Críticas


TRABALHAR CANSA

De: MARCO DUTRA e JULIANA ROJAS
Com: HELENA ALBERGARIA, MARAT DESCARTES, NALOANA LIMA
30.09.2011
Por Leonardo Luiz Ferreira
DA NORMALIDADE BROTA UMA ESTRANHEZA

O cineasta italiano Dario Argento, que ganha uma retrospectiva completa no próximo Festival do Rio, passou anos se dedicando a escrever roteiros para outros cineastas filmarem. Até que resolveu apostar em seu debut em frente às câmeras, com a ajuda na produção de seu pai, em O Pássaro das Plumas de Cristal (1970). É curioso pensar que o diretor estreou diretamente em longa-metragem sem ter sequer passado pela escola do curta. Mas isso é algo comum de acontecer. Não que esse rito de passagem seja necessário, o que se deve ter sempre em mente é a formação do olhar do realizador para com o universo que pretende abordar, e para isso não importa o formato ou bitola. No final o que interessa é o produto, a obra cinematográfica.



A dupla de realizadores Marco Dutra e Juliana Rojas tem um longo histórico de trabalhos em curta-metragem, tanto em parceria quanto individuais. O que acontece entre eles desde meados da década passada é uma perfeita sintonia, talvez só detectada também nos irmãos Pretti (Estrada para Ythaca, Os Monstros). É fato raro de uma codireção que dá tão certo que eles se transformam em apenas um. Após curtas de marcas autorais tão fortes, como Um Ramo, a chegada ao primeiro longa é um prolongamento de todo o trabalho realizado pela dupla até aqui. Trabalhar Cansa é uma verdadeira súmula da competência e maturidade de dois realizadores em constante busca do desenvolvimento de uma carreira cinematográfica consistente. E eles não poderiam ter estreado melhor com um filme que já nasce como chave do chamado “novíssimo cinema brasileiro”.
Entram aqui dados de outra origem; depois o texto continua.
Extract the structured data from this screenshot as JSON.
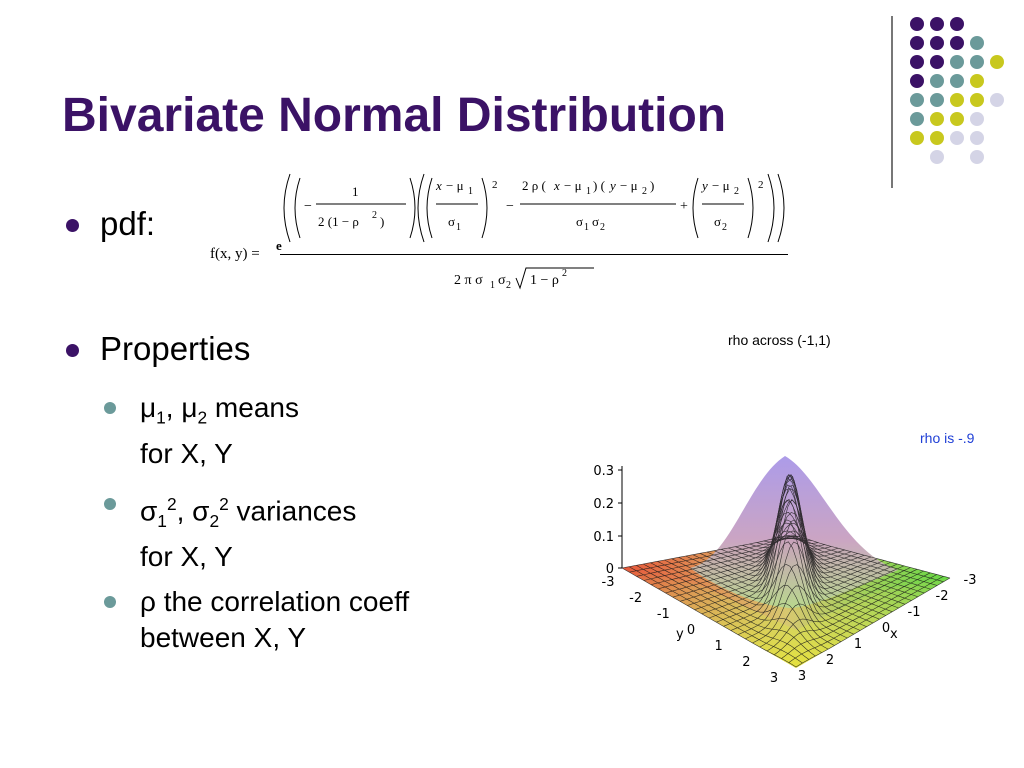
{
  "slide": {
    "title": "Bivariate Normal Distribution",
    "bullets": [
      {
        "label": "pdf:"
      },
      {
        "label": "Properties"
      }
    ],
    "sub_bullets": [
      {
        "line1_parts": [
          "μ",
          "1",
          ", μ",
          "2",
          " means"
        ],
        "line2": "for X, Y"
      },
      {
        "line1_parts": [
          "σ",
          "1",
          "2",
          ", σ",
          "2",
          "2",
          " variances"
        ],
        "line2": "for X, Y"
      },
      {
        "line1": "ρ the correlation coeff",
        "line2": "between X, Y"
      }
    ],
    "equation": {
      "lhs": "f(x, y) =",
      "numerator": "e^( (−1 / (2 (1 − ρ²))) ( ((x − μ₁)/σ₁)² − 2 ρ (x − μ₁)(y − μ₂)/(σ₁ σ₂) + ((y − μ₂)/σ₂)² ) )",
      "denominator": "2 π σ₁ σ₂ √(1 − ρ²)"
    },
    "plot": {
      "title": "rho across (-1,1)",
      "subtitle": "rho is -.9",
      "z_ticks": [
        "0",
        "0.1",
        "0.2",
        "0.3"
      ],
      "y_ticks": [
        "-3",
        "-2",
        "-1",
        "0",
        "1",
        "2",
        "3"
      ],
      "x_ticks": [
        "3",
        "2",
        "1",
        "0",
        "-1",
        "-2",
        "-3"
      ],
      "y_label": "y",
      "x_label": "x",
      "subtitle_color": "#1f3fd6"
    },
    "colors": {
      "title": "#3b1266",
      "dot_purple": "#3b1266",
      "dot_teal": "#6b9a9a",
      "dot_yellow": "#c8c81e",
      "dot_lavender": "#d4d4e6"
    }
  }
}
Trabalhar Cansa se inicia com um retrato aparente de felicidade no cerne de uma família de São Paulo. Os primeiros planos só evidenciam que essa imagem idealizada só existe mesmo na fotografia de cabeceira. Helena se interessa em alugar um mini-mercado, que é filmado em estado de decomposição e vendido pela corretora como uma filial de um posto de conveniência. A estética trabalha a paleta cinza e azul para introduzir uma atmosfera visual de vazio e reconstrução. Tão logo a expectativa de iniciar nova vida se estabelece, o marido recebe a notícia de que perdeu o emprego. O mercado, que teoricamente poderia unir o casal, como sugere um dos poucos instantes de alívio em uma cena de beijo no local, passa a afastá-los cada vez mais. E a narrativa desemboca em um paralelo, mas o intuito permanece intacto para discussão das relações humanas e o mercado de trabalho.
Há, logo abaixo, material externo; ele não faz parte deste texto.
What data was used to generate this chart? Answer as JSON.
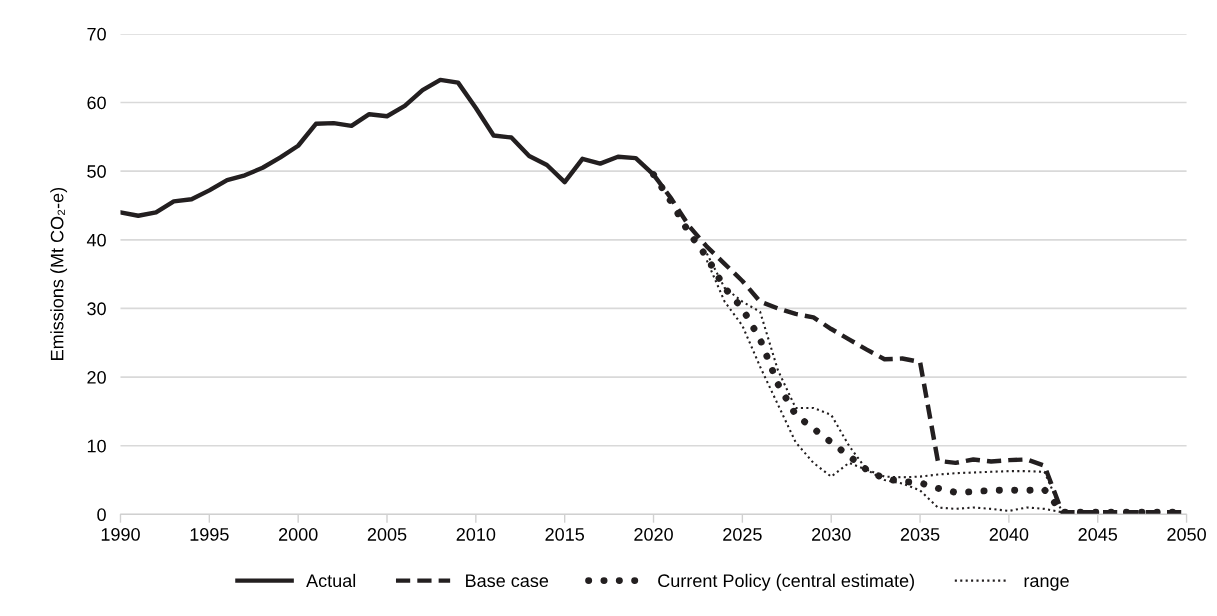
{
  "chart_data": {
    "type": "line",
    "ylabel": "Emissions (Mt CO₂-e)",
    "xlim": [
      1990,
      2050
    ],
    "xticks": [
      1990,
      1995,
      2000,
      2005,
      2010,
      2015,
      2020,
      2025,
      2030,
      2035,
      2040,
      2045,
      2050
    ],
    "ylim": [
      0,
      70
    ],
    "yticks": [
      0,
      10,
      20,
      30,
      40,
      50,
      60,
      70
    ],
    "grid": "y",
    "legend": "bottom",
    "marker": "none",
    "series": [
      {
        "name": "Actual",
        "color": "#231f20",
        "line_style": "solid",
        "x": [
          1990,
          1991,
          1992,
          1993,
          1994,
          1995,
          1996,
          1997,
          1998,
          1999,
          2000,
          2001,
          2002,
          2003,
          2004,
          2005,
          2006,
          2007,
          2008,
          2009,
          2010,
          2011,
          2012,
          2013,
          2014,
          2015,
          2016,
          2017,
          2018,
          2019,
          2020
        ],
        "values": [
          44,
          43.5,
          44,
          45.6,
          45.9,
          47.2,
          48.7,
          49.4,
          50.5,
          52,
          53.7,
          56.9,
          57,
          56.6,
          58.3,
          58,
          59.5,
          61.8,
          63.3,
          62.9,
          59.2,
          55.2,
          54.9,
          52.2,
          50.9,
          48.4,
          51.8,
          51.1,
          52.1,
          51.9,
          49.5
        ]
      },
      {
        "name": "Base case",
        "color": "#231f20",
        "line_style": "dashed",
        "x": [
          2020,
          2021,
          2022,
          2023,
          2024,
          2025,
          2026,
          2027,
          2028,
          2029,
          2030,
          2031,
          2032,
          2033,
          2034,
          2035,
          2036,
          2037,
          2038,
          2039,
          2040,
          2041,
          2042,
          2043,
          2044,
          2045,
          2046,
          2047,
          2048,
          2049,
          2050
        ],
        "values": [
          49.5,
          46,
          42,
          39,
          36.5,
          34,
          31,
          30,
          29.2,
          28.7,
          27,
          25.5,
          24,
          22.6,
          22.7,
          22.2,
          7.8,
          7.5,
          8,
          7.7,
          7.9,
          8,
          7.1,
          0.3,
          0.3,
          0.3,
          0.3,
          0.3,
          0.3,
          0.3,
          0.3
        ]
      },
      {
        "name": "Current Policy (central estimate)",
        "color": "#231f20",
        "line_style": "dotted",
        "x": [
          2020,
          2021,
          2022,
          2023,
          2024,
          2025,
          2026,
          2027,
          2028,
          2029,
          2030,
          2031,
          2032,
          2033,
          2034,
          2035,
          2036,
          2037,
          2038,
          2039,
          2040,
          2041,
          2042,
          2043,
          2044,
          2045,
          2046,
          2047,
          2048,
          2049,
          2050
        ],
        "values": [
          49.5,
          45.5,
          41,
          37.5,
          33,
          30,
          25.5,
          19,
          14.5,
          12.5,
          10.5,
          8.5,
          6.5,
          5.2,
          4.8,
          4.6,
          3.8,
          3.2,
          3.3,
          3.5,
          3.5,
          3.5,
          3.6,
          0.3,
          0.3,
          0.3,
          0.3,
          0.3,
          0.3,
          0.3,
          0.3
        ]
      },
      {
        "name": "range",
        "color": "#231f20",
        "line_style": "fine",
        "x": [
          2023,
          2024,
          2025,
          2026,
          2027,
          2028,
          2029,
          2030,
          2031,
          2032,
          2033,
          2034,
          2035,
          2036,
          2037,
          2038,
          2039,
          2040,
          2041,
          2042,
          2043
        ],
        "values": [
          38,
          33,
          31,
          29.5,
          21,
          15.5,
          15.5,
          14.5,
          10,
          6.5,
          5.5,
          5.4,
          5.5,
          5.8,
          6,
          6.1,
          6.2,
          6.3,
          6.3,
          6.2,
          0.3
        ]
      },
      {
        "color": "#231f20",
        "line_style": "fine",
        "x": [
          2023,
          2024,
          2025,
          2026,
          2027,
          2028,
          2029,
          2030,
          2031,
          2032,
          2033,
          2034,
          2035,
          2036,
          2037,
          2038,
          2039,
          2040,
          2041,
          2042,
          2043
        ],
        "values": [
          37,
          31,
          27.5,
          21.5,
          16,
          10.5,
          7.5,
          5.5,
          7.5,
          6.5,
          5,
          4.5,
          3.5,
          1,
          0.8,
          1,
          0.8,
          0.5,
          1,
          0.8,
          0.3
        ]
      }
    ]
  }
}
A interpretação dos atores no primeiro terço de projeção é minimalista, silenciosa e pautada por olhares e poucos diálogos. Todo o filme está estruturado em uma tensão crescente que torna críveis as ações desenroladas. É uma construção que pode parecer esquizofrênica ao olhar apressado do espectador, mas Rojas e Dutra têm total domínio da mise-en-scène e sabem exatamente onde querem chegar. Aos poucos, as ações cotidianas são atravessadas por episódios estranhos que flertam com o fantástico, como é característico na obra dos realizadores. É como se da normalidade do dia-a-dia brotasse uma estranheza, algo que o cineasta David Cronenberg (Crash – Estranhos Prazeres) desenvolveu em sua filmografia. A filiação também pode ser dada através do cinema asiático, só que tanto Apichatpong Weerasethakul (Mal dos Trópicos) quanto Tsai Ming-liang (O Sabor da Melancia) carregam as suas imagens de metáforas e alegorias.
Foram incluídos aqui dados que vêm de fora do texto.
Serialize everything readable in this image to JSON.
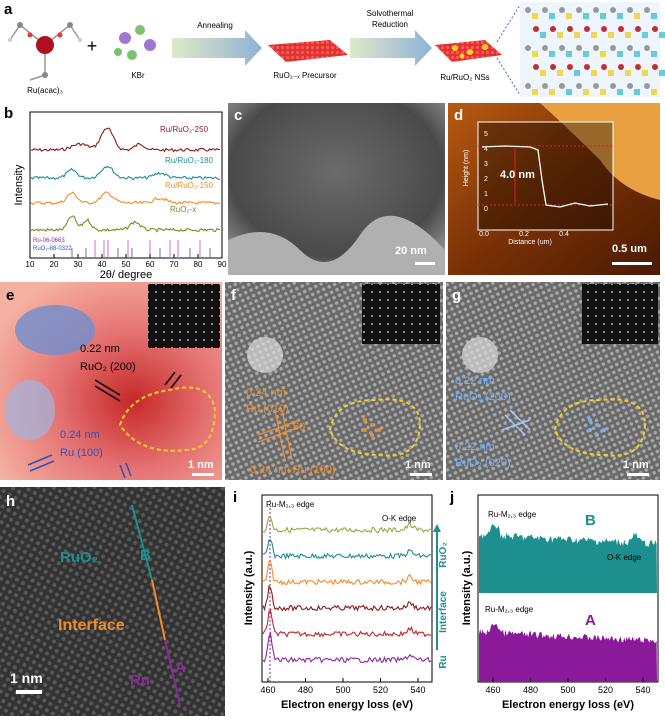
{
  "panel_a": {
    "label": "a",
    "molecule": "Ru(acac)₃",
    "plus": "+",
    "salt": "KBr",
    "step1": "Annealing",
    "precursor": "RuO₂₋ₓ Precursor",
    "step2_line1": "Solvothermal",
    "step2_line2": "Reduction",
    "product": "Ru/RuO₂ NSs"
  },
  "panel_b": {
    "label": "b",
    "y_label": "Intensity",
    "x_label": "2θ/ degree",
    "curves": [
      "Ru/RuO₂-250",
      "Ru/RuO₂-180",
      "Ru/RuO₂-150",
      "RuO₂-x"
    ],
    "refs": [
      "Ru-06-0663",
      "RuO₂-88-0322"
    ],
    "x_ticks": [
      10,
      20,
      30,
      40,
      50,
      60,
      70,
      80,
      90
    ]
  },
  "panel_c": {
    "label": "c",
    "scale": "20 nm"
  },
  "panel_d": {
    "label": "d",
    "y_label": "Height (nm)",
    "x_label": "Distance (um)",
    "step": "4.0 nm",
    "scale": "0.5 um",
    "y_ticks": [
      0,
      1,
      2,
      3,
      4,
      5
    ],
    "x_ticks": [
      "0.0",
      "0.2",
      "0.4"
    ]
  },
  "panel_e": {
    "label": "e",
    "d1": "0.22 nm",
    "p1": "RuO₂ (200)",
    "d2": "0.24 nm",
    "p2": "Ru (100)",
    "scale": "1 nm"
  },
  "panel_f": {
    "label": "f",
    "d1": "0.24 nm",
    "p1": "Ru (010)",
    "angle": "60",
    "d2": "0.24 nm Ru (100)",
    "scale": "1 nm"
  },
  "panel_g": {
    "label": "g",
    "d1": "0.22 nm",
    "p1": "RuO₂ (200)",
    "d2": "0.22 nm",
    "p2": "RuO₂ (020)",
    "scale": "1 nm"
  },
  "panel_h": {
    "label": "h",
    "top": "RuO₂",
    "top_mark": "B",
    "middle": "Interface",
    "bottom": "Ru",
    "bottom_mark": "A",
    "scale": "1 nm"
  },
  "panel_i": {
    "label": "i",
    "edge1": "Ru-M₂,₃ edge",
    "edge2": "O-K edge",
    "y_label": "Intensity (a.u.)",
    "x_label": "Electron energy loss (eV)",
    "x_ticks": [
      460,
      480,
      500,
      520,
      540
    ],
    "side": [
      "RuO₂",
      "Interface",
      "Ru"
    ]
  },
  "panel_j": {
    "label": "j",
    "edge_b": "Ru-M₂,₃ edge",
    "mark_b": "B",
    "edge_o": "O-K edge",
    "edge_a": "Ru-M₂,₃ edge",
    "mark_a": "A",
    "y_label": "Intensity (a.u.)",
    "x_label": "Electron energy loss (eV)",
    "x_ticks": [
      460,
      480,
      500,
      520,
      540
    ]
  }
}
Para a experiência de Trabalhar Cansa funcionar na tela, um grande aliado está no desenho de som, visto que não há trilha sonora a não ser a diegética. E o trabalho de Daniel Turini e Fernando Henna é soberbo nesse sentido: a construção de clima e atmosfera em uma descida ao lado oculto da personagem Helena não poderia ser melhor realçada do que aquela que o som proporciona. O espectador é envolvido na narrativa e por mais estranha que ela soe para cada um não há como não adentrar por seus meandros até o desfecho.



A serenidade dá lugar à angústia, porém o humor negro permanece ali afiado, com o timing certo para a duração de cada cena e as interpretações que esperam uma reação até eclodirem emocionalmente no desfecho em que a libertação vem através de um grito, seja ele literal ou figurativo. Trabalhar Cansa desnuda as relações do homem e a crueldade no mercado de trabalho, sem que para isso use de artifícios ou soe panfletário. E vem daí a sua beleza natural, na qual Dutra e Rojas seguem à risca a sua visão de cinema e conseguem atingir muito mais do que imaginavam.